Paul Lynch: A book begins in the mind as an itch you have to scratch
The author of June’s Book Club choice Grace on how writing a novel is a long and strange inner journey
Paul Lynch: serious fiction is a form of knowledge. The writer seeks to understand the truths that define the human condition. Photograph: Ulf Andersen/ Getty Images
Strange work is the writing of a novel. A book begins in the mind as an itch and the writer discovers a compulsion to scratch. An image arrives and resonates, sometimes for years. The writer thinks: why this image and not another you might like?
Who is this shadowy person that haunts your waking mind? You walk to the shop to buy eggs and a character suddenly quivers like a plucked string. You discover it is a teenage girl. Why is she here? What does she want to say? It’s not as if you want to write another novel set in the 19th century. And yet she is beckoning from 1845. Why this year and not another? (Something forbidding began that year and it would be best to have nothing to do with it.)
The writer is the priest of the deepest self, the self that remains unknowable. You are called to exorcise this feeling and discover its secret meaning. This might be thought of as the beginning of theme.
But how to begin? A novelist before an unwritten book is a speaker without a language yet to exist. The beginning is a baton pass from the unconscious, the part of the mind older than language. The tongue-tied writer awaits, wearing a blindfold. A hand reaches into the dark and something shapeless is placed in your grip. Whatever it is, you’ve got to run with it along terrain that quickly assumes the topography of a mountain.

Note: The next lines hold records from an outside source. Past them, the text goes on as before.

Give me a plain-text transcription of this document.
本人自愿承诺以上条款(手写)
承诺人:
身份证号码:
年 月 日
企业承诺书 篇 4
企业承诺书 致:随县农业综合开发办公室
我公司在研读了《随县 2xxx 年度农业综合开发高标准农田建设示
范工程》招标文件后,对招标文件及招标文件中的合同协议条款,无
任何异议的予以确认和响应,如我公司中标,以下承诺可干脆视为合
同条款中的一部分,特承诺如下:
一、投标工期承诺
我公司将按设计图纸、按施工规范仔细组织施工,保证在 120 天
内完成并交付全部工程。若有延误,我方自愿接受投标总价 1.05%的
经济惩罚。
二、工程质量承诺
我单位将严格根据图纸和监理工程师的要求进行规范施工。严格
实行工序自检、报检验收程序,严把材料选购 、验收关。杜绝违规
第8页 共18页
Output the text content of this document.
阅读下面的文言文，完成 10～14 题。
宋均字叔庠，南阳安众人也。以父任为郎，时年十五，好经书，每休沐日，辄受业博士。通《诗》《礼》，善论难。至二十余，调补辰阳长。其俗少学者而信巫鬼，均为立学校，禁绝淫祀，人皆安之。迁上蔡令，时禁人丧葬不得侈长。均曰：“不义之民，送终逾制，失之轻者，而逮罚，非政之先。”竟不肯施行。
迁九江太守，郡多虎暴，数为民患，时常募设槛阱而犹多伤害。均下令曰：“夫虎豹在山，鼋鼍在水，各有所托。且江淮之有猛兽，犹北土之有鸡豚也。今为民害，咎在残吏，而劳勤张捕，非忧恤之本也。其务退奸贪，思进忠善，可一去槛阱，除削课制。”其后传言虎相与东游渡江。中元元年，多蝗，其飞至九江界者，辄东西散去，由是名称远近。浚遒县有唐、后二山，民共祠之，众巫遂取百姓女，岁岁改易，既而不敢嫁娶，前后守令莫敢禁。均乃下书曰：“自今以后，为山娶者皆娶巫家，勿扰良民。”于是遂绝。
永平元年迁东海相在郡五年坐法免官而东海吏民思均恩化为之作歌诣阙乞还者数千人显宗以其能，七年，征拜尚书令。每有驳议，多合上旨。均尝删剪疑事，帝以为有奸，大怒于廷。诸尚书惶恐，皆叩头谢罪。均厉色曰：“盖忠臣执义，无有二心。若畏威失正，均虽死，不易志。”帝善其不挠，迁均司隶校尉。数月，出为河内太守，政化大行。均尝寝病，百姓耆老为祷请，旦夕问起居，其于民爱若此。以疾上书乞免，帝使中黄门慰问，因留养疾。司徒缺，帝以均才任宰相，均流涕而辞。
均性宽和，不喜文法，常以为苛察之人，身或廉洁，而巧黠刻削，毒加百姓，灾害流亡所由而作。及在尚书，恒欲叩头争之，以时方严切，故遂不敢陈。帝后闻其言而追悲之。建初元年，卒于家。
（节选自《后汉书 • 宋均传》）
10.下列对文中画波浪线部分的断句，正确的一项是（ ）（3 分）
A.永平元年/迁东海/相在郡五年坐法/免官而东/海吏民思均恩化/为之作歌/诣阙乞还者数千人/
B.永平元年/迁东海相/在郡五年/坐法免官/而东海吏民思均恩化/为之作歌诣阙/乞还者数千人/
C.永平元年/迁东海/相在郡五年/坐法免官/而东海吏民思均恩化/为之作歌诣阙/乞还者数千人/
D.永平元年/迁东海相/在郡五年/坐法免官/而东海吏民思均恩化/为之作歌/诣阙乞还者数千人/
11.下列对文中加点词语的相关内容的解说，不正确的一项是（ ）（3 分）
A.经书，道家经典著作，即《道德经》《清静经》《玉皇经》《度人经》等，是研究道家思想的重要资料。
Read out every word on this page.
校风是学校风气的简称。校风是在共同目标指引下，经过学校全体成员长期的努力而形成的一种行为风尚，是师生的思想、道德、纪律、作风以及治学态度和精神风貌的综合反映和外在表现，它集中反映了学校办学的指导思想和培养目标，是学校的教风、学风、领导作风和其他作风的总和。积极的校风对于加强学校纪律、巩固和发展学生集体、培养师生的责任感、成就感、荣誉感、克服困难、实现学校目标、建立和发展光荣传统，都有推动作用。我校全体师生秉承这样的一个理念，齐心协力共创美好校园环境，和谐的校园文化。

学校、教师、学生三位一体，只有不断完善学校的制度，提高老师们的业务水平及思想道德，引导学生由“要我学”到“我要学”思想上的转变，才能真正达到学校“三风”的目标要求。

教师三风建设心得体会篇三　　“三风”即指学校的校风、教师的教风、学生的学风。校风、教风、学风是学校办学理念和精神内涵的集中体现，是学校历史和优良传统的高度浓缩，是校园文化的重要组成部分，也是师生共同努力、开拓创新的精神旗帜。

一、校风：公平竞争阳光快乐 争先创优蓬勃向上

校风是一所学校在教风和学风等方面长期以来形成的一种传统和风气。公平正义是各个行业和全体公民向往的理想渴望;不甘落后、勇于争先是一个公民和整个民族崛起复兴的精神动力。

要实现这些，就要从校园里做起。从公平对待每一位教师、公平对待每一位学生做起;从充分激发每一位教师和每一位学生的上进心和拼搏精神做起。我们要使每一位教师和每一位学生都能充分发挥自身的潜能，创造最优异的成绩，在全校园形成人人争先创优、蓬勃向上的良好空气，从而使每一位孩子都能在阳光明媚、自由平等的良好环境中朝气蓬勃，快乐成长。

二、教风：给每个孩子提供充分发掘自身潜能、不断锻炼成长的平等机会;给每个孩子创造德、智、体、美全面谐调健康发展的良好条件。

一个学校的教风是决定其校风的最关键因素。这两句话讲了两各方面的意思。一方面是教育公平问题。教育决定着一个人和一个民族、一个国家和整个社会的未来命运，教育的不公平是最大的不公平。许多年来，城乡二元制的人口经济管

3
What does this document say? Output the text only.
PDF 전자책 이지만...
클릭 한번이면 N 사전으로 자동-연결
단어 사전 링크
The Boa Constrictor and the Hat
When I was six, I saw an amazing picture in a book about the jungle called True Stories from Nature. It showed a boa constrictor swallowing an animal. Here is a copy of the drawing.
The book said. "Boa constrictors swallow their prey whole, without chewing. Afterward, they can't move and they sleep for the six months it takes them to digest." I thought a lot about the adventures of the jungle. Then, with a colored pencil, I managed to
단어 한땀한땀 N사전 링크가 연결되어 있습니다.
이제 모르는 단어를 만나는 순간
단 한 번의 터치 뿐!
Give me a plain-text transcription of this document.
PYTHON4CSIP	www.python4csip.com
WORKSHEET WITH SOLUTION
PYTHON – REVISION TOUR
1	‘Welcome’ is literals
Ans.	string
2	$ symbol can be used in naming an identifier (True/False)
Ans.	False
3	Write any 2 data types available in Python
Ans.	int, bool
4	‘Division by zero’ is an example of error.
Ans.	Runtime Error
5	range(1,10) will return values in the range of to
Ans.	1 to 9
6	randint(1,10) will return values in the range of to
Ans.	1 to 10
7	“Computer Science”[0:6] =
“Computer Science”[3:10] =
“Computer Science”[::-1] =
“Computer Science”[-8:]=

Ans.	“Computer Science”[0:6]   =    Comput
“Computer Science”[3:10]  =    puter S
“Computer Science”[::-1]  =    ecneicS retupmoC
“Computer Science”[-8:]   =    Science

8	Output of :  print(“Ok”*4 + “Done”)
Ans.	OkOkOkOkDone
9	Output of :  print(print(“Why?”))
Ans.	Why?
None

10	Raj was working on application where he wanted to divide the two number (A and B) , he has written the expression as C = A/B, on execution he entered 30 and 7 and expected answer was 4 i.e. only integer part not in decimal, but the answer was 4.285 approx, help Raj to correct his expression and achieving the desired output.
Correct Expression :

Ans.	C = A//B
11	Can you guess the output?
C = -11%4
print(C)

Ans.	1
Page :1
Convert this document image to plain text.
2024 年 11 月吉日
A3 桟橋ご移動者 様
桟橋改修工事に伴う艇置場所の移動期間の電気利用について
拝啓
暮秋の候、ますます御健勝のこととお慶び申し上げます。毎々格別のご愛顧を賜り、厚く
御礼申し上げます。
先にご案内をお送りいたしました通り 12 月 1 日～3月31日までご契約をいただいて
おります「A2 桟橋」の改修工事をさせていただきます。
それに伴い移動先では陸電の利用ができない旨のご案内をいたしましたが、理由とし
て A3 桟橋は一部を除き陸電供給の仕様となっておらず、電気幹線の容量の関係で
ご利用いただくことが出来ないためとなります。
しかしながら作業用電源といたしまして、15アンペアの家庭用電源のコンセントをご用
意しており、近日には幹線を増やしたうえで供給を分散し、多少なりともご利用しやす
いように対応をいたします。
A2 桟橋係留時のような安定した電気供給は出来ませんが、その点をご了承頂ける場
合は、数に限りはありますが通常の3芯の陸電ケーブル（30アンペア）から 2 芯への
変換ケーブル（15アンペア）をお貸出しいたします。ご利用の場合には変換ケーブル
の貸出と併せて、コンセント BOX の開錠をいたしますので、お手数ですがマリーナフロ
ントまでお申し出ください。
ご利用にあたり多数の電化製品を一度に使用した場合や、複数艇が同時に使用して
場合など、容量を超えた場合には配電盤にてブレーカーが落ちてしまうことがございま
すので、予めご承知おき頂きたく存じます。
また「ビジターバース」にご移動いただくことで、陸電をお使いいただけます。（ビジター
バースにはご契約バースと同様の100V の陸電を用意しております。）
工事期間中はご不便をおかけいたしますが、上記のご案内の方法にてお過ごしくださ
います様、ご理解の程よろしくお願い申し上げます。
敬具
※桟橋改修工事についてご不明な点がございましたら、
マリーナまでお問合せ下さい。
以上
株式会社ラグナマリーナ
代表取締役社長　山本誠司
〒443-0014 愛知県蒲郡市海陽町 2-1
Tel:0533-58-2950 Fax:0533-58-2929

You stare toward the icy summit and see palls of cloud. The base of the mountain is covered with snow and there is no path. There is no Sherpa, no map for this. (The maps exist for the day-trippers who wander the hills of the national parks where signage shows the gravelled path, the toilets, the cafe and safe exit).
You plunge into the snow and discover you are wearing sandalled slippers. A blizzard tosses east into west. You find yourself in biting hedgerow with thorns that grow out your fingernails as you type.
If you are a writer with experience, you might wonder what supplies you have against hazard. You examine your backpack and see it is empty but for matches. This might be all you need – small flame in the dark to see step by step. (The writer wonders, if you knew the way in the light would you go there?). Fortitude and toughness, you discover, do not come in an Acme pack.
There are times when you step with self-assurance and tumble down a ravine. The snow falls in drifts and days pass caught on your back and soon you grow stiff. Then you think of Xenophon in the Anabasis with his flagging, frost-bitten army on Armenia’s wintered slopes. Under whacking snowfall they give up for dead until Xenophon without a cloak climbs up and starts chopping down a tree. You light a small fire and begin again.
The writer should ask, why am I doing this? You remind yourself that serious fiction is a form of knowledge. That the writer seeks to understand the truths that define the human condition. Isn’t it so that finitude and suffering are our lot?
That victories are short and love is borrowed? That the unwanted likes to knock upon our door? That sometimes the knocker takes the form of chance, and sometimes what darkens our door is malevolence? We stare at life and are bewildered. You have the right to ask, who are we in relation to all this? How do we define our loss or overcoming?
Literary style is a way of knowing how the world is met in its unfolding. Style is also an unknowing and should alert the reader to the mysterious. Czeslaw Milosz had a constant regret that “human experience defies description”. So you write and seek to express life’s infinite, unconquerable strangeness.
“Keep right on to the end of the road,” went the Harry Lauder song. What you practice grows stronger.
Paul Lynch’s Grace is the Kerry Group Irish Novel of the Year 2018. It is currently shortlisted for The Walter Scott Prize for Historical Fiction and the William Saroyan International Prize for Writing.